Chi fa nuova impresa e sostiene concretamente il diritto al lavoro dei soggetti più deboli in Italia? Donna Moderna e Vodafone. Non lo Stato, non gli enti locali, non le associazioni degli imprenditori, non il sindacato, ma un giornale e un gestore di telefonini. E per fortuna che ci sono loro.
Questo pensavo ieri alla presentazione del “Progetto Donne e Lavoro” che stanzia 300mila euro per finanziare tre imprese sociali al femminile, tre sogni da realizzare scelti tra tutti quelli che arriveranno al sito www.progettodonnelavoro.it da oggi al 15 gennaio 2011. Cipriana Dall’Orto, condirettore del settimanale che ha lanciato il concorso finanziato da Fondazione Vodafone Italia ha detto quello che pensiamo tutti; cioè che sul fronte del lavoro e del disagio sociale è ora di smetterla di parlare e di passare ai fatti, dando finalmente alle donne che hanno nuove idee di impresa da realizzare, la possibilità e i mezzi per farlo. Il progetto di promozione dell’imprenditorialità femminile presentato ieri a Milano, nasce dalla ribellione verso una realtà culturalmente, socialmente ed economicamente vergognosa e insostenibile: solo il 46,3% delle donne italiane lavora, oltre 7 milioni sono disoccupate e quelle che lavorano guadagnano il 23% circa in meno dei maschi. Ma non basta, le imprenditrici che si presentano in banca per accendere un mutuo, si vedono spesso applicare un tasso superiore, perché donne.

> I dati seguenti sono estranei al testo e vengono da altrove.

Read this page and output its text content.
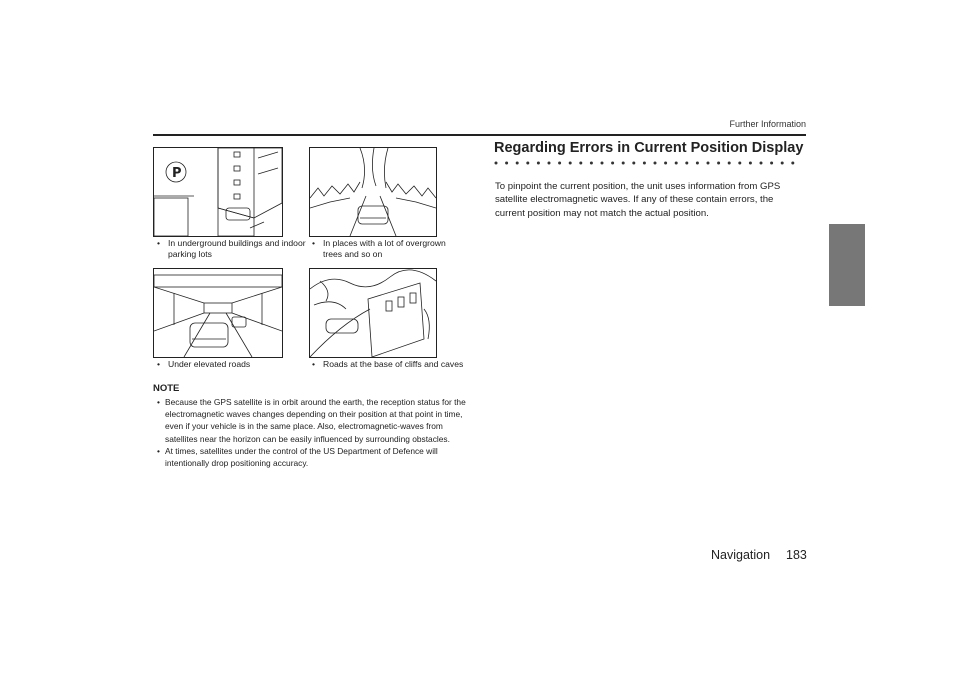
Further Information
P
• In underground buildings and indoor parking lots
• In places with a lot of overgrown trees and so on
• Under elevated roads	• Roads at the base of cliffs and caves
NOTE
• Because the GPS satellite is in orbit around the earth, the reception status for the electromagnetic waves changes depending on their position at that point in time, even if your vehicle is in the same place. Also, electromagnetic-waves from satellites near the horizon can be easily influenced by surrounding obstacles.
• At times, satellites under the control of the US Department of Defence will intentionally drop positioning accuracy.
Regarding Errors in Current Position Display
To pinpoint the current position, the unit uses information from GPS satellite electromagnetic waves. If any of these contain errors, the current position may not match the actual position.
Navigation 183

Gli ambiti di partecipazione al concorso sono tre. Progetti di solidarietà femminile, che prevedano l’inserimento lavorativo di donne che hanno subito violenze o vivono in condizioni di disagio sociale ed economico. Progetti web legati al mondo della rete tesi a incentivare l’occupazione femminile (riservato a donne under 30). Progetti casa e lavoro pensati per integrare le esigenze famigliari con quelle professionali. Per chiedere in finanziamento è necessario registrarsi, scaricare dal sito il bando, la domanda di finanziamento e il piano finanziario, e inoltrarli compilati via web. I progetti presentati verranno valutati da una commissione che entro aprile 2011 ne sceglierà tre da finanziare.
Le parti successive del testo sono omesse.